You can normally hear the water rushing through the valve/tap when you open it to fill her up. Do you hear this. If not, or if no water is escaping the prv as above then probably a knackered valve/tap. Sometimes the balls stop turning even through the lever still turns.
The water is flowing up to the central heating flow valve so i think the ball valve is working but can not here the water flowing when loop pipe is connected dont mean to sound thick but what is a prv

thanks moose man

 
PRV is the pressure relief valve which prevents a dangerous build up of pressure by venting the excess pressure outside. Is the arrow on the non return valve pointing towards the boiler?
it pointing in the direction of the water flow to the l/h side

 
when you try to fill the system, can you hear water flowing through filling loop?

have you opened both valves? do all arrows point in the direction to flow (cold to heating)

 
Think one of the filling valves in kaput! Disconnect flexible filling loop, and carefully open one valve a little bit (bucket under the end could be advisable!)

I think you may find that the handle turns, but the valve doesn`t open. Either that, or there is ANOTHER valve further back, which has turned water off.

One other thought just occured to me. IF the flow & return taps below the boiler are off, the rads ARE pressurised, up to the cold water pressure, but the gauge won`t show anything, as the boiler is "empty"!. That would explain not hearing it - the system may be at mains pressure!!!!!
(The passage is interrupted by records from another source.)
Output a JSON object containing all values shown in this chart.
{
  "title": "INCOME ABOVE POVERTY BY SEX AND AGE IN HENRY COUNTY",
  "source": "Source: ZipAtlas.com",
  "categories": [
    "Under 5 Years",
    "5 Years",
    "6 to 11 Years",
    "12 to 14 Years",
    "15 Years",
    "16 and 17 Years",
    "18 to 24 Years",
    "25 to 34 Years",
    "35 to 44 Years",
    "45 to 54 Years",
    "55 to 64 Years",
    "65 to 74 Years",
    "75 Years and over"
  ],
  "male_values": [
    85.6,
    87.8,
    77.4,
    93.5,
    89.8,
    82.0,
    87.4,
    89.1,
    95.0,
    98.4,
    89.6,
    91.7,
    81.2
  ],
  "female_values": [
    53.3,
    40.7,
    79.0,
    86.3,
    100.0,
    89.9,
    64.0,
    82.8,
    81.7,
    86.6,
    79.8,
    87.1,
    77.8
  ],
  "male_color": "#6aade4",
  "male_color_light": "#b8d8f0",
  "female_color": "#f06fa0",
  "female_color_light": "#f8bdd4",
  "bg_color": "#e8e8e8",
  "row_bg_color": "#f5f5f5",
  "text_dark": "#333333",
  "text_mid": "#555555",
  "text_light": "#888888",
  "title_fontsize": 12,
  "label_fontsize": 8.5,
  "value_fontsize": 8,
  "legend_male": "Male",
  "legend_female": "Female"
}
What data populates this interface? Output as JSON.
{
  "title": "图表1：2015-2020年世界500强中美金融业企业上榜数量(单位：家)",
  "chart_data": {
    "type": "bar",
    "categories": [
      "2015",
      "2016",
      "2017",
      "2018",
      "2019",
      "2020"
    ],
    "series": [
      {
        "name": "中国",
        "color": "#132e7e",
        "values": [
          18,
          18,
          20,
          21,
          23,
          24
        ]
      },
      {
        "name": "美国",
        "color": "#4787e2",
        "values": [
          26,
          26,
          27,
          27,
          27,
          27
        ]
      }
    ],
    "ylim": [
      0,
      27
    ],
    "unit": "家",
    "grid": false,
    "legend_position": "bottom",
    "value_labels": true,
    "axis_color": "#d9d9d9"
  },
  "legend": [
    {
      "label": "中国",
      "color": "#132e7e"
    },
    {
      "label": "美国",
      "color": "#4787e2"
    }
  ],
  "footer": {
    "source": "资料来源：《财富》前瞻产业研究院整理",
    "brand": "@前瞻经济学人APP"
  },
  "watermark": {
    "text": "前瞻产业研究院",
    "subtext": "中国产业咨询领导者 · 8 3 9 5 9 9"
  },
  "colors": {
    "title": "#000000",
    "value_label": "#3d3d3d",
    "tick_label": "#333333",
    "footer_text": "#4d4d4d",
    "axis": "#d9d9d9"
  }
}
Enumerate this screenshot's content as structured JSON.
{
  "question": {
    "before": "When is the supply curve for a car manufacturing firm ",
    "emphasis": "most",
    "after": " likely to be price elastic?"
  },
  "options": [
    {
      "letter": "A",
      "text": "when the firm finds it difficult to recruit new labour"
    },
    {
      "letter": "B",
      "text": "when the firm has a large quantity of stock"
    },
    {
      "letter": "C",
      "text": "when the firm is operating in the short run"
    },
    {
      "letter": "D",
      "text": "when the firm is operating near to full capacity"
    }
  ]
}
Check the valves on the boiler manifold, ensure they`re all open.

HTH

KME

 
is the valve actually turning? if the plastic handle breaks, it may not be gripping the valve enough to open it, but enough resistance to make you think its doing something

 
The prv is the pressure release valve as mentioned above. You have tested the water upto the boiler you said. So that just leaves the 'other' valve which i'm guessing is a check valve (1 way with arrow on). So even if you took the filling loop off and opened the valve, no water would come back through it. Seems though the system is already low on pressure my next step would be to drain the system down enough to undo the non-tested valve and then open it to test if it is working. My personal thought is that it wont be. Replace if required and fill her back up. Bleeding radiators as per norm. Dont forget that if you completely drain down. Any inhibitor will have been drained down and should be replaced.

Looks like it's going to be a chilly xmas.